Но Ксюша ничего не ответила, а только отвела в сторону уставший, безразличный взгляд и тяжело вздохнула.
Странные чувства к Ксюше, наполнили сердце юной Натали. Это были и злость, и жалость одновременно, но чего же всё-таки больше, понять она не могла.
Всё это смятение чувств ещё долго терзало бы Натали, но уже час спустя, проезжая в экипаже вместе с Петром Ивановичем мимо дома Фаруха, она отвлеклась. Её внимание привлекло скопление людей на крыльце этого дома. У Фаруха всегда было многолюдно, к нему со своими надеждами на выздоровление съезжались люди со всего уезда и в мирное время, а теперь, когда стали появляться и первые раненые с фронта, и подавно. Но, и Натали поймала себя на этой мысли, внимание её привлекли не раненые, нет, а совсем другой, новый для Богоявленского человек. Молодой, с красивым орлиным профилем. Натали обернулась и увидела, что человек этот, стоя возле дороги, тоже смотрит ей в след.
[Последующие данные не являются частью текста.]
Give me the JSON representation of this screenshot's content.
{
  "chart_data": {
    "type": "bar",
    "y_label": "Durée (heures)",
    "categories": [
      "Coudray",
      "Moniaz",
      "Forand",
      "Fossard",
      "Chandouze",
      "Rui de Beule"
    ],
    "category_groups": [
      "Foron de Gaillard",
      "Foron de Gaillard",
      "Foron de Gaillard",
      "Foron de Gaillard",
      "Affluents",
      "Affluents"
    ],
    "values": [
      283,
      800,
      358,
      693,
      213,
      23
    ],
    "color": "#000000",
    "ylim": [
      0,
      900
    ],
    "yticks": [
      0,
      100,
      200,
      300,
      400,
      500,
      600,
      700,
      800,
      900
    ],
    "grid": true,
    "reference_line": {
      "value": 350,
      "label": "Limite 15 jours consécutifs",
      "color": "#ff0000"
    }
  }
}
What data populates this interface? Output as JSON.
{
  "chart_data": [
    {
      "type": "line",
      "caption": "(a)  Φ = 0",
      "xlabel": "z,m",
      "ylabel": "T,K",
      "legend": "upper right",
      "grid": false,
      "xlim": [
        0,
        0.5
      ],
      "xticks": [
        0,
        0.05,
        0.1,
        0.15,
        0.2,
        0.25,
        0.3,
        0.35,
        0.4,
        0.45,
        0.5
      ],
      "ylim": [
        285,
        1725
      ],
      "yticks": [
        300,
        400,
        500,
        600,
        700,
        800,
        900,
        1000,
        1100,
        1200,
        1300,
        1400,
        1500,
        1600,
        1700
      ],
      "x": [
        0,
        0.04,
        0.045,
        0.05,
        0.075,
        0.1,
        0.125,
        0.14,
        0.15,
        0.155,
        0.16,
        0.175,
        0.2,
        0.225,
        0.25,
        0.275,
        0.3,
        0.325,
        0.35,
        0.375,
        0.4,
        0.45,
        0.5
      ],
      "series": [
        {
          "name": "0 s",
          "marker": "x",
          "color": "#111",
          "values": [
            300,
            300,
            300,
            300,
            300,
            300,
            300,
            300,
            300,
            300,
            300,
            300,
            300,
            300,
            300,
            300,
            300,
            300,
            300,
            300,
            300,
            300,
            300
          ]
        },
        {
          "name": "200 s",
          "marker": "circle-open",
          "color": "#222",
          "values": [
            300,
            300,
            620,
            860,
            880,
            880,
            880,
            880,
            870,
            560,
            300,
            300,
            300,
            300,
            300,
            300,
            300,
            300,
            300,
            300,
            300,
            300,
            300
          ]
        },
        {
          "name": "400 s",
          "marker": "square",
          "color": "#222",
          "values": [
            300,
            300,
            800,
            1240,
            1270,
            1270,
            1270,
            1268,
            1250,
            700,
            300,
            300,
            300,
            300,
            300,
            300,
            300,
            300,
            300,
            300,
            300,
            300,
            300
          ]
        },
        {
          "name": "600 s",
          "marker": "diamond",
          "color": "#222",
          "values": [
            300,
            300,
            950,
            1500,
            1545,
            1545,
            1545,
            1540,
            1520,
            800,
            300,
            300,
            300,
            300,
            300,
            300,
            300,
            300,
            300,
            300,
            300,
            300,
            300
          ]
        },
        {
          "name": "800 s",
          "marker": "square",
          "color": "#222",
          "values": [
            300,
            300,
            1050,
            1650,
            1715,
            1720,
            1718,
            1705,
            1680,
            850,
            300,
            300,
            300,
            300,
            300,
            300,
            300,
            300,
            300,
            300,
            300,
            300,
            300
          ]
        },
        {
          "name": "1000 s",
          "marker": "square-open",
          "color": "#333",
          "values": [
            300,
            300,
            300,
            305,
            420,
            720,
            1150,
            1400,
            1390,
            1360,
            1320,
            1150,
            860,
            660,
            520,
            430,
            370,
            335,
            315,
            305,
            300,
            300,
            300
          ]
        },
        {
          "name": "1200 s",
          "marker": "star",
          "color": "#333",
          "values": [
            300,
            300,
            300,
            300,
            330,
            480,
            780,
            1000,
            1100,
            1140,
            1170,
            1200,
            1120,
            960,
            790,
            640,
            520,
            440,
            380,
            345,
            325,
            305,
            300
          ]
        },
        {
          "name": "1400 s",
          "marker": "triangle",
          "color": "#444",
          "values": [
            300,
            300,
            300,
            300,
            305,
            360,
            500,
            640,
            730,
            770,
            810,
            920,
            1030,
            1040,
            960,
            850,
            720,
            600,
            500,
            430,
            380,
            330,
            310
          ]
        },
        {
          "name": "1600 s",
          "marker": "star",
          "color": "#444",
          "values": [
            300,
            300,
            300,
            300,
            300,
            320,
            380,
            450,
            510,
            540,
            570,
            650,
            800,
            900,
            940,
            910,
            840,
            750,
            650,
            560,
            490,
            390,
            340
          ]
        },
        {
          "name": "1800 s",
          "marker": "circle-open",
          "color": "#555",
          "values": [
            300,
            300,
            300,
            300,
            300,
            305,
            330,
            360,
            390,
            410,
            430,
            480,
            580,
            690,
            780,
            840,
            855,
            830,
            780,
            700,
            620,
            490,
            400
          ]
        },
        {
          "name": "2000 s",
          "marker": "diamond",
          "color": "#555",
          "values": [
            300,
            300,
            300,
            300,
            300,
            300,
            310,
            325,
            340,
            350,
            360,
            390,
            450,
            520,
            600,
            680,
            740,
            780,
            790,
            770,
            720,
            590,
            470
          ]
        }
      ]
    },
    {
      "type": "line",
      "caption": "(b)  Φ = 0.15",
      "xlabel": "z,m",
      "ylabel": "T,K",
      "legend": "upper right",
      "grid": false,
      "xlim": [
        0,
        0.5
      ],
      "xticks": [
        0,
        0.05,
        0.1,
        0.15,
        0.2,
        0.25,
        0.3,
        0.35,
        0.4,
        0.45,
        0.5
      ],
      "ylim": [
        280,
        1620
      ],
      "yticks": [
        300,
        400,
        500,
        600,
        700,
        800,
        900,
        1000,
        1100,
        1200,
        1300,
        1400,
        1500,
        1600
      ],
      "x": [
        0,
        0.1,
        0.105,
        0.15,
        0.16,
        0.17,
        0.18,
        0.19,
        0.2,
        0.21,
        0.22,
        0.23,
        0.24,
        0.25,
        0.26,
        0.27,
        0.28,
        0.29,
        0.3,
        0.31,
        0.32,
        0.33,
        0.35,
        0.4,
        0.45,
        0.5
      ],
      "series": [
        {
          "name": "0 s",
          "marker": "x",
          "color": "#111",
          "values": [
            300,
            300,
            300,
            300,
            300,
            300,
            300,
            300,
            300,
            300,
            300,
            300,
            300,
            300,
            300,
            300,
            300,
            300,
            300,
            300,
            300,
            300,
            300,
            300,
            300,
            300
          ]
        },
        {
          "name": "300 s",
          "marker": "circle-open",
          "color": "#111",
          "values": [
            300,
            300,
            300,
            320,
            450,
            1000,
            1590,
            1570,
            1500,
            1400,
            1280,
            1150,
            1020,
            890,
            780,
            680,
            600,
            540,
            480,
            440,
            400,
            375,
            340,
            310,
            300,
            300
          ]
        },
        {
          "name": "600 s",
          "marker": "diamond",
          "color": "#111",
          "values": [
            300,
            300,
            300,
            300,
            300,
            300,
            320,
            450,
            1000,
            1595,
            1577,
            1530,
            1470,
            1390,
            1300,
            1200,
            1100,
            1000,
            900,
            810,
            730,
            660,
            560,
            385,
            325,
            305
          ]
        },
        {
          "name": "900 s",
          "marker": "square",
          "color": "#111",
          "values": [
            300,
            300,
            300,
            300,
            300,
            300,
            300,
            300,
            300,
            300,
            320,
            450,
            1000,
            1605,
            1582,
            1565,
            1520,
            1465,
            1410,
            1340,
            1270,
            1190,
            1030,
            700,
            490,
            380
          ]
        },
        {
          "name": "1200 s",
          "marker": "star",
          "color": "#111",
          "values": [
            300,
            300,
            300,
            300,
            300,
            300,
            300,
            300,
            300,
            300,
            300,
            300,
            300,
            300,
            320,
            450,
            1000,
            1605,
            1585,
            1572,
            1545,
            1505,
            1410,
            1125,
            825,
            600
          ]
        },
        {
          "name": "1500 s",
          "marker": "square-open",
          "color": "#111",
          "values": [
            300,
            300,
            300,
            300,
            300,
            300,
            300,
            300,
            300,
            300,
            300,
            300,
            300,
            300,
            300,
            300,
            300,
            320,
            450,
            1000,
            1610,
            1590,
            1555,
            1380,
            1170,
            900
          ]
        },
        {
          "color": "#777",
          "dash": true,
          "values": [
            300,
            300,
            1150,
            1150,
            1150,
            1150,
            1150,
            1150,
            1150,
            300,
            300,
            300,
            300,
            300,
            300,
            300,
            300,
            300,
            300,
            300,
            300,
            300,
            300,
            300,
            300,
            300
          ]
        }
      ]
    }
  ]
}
− Приглянулась? – услышал Игорь вопрос калеки на костылях.
− Кто это? – спросил он в ответ.
− Дочка полковника Нейгона из Петербурга, могёть слыхал о таком?
− Слыхал, да только я спрашиваю о том, кто с ней рядом.
И громко рассмеявшись, калека пояснил:
− Барин наш, Петр Иванович Сенявин. Неужто не признал? А я уж решил, на барышню ты загляделся.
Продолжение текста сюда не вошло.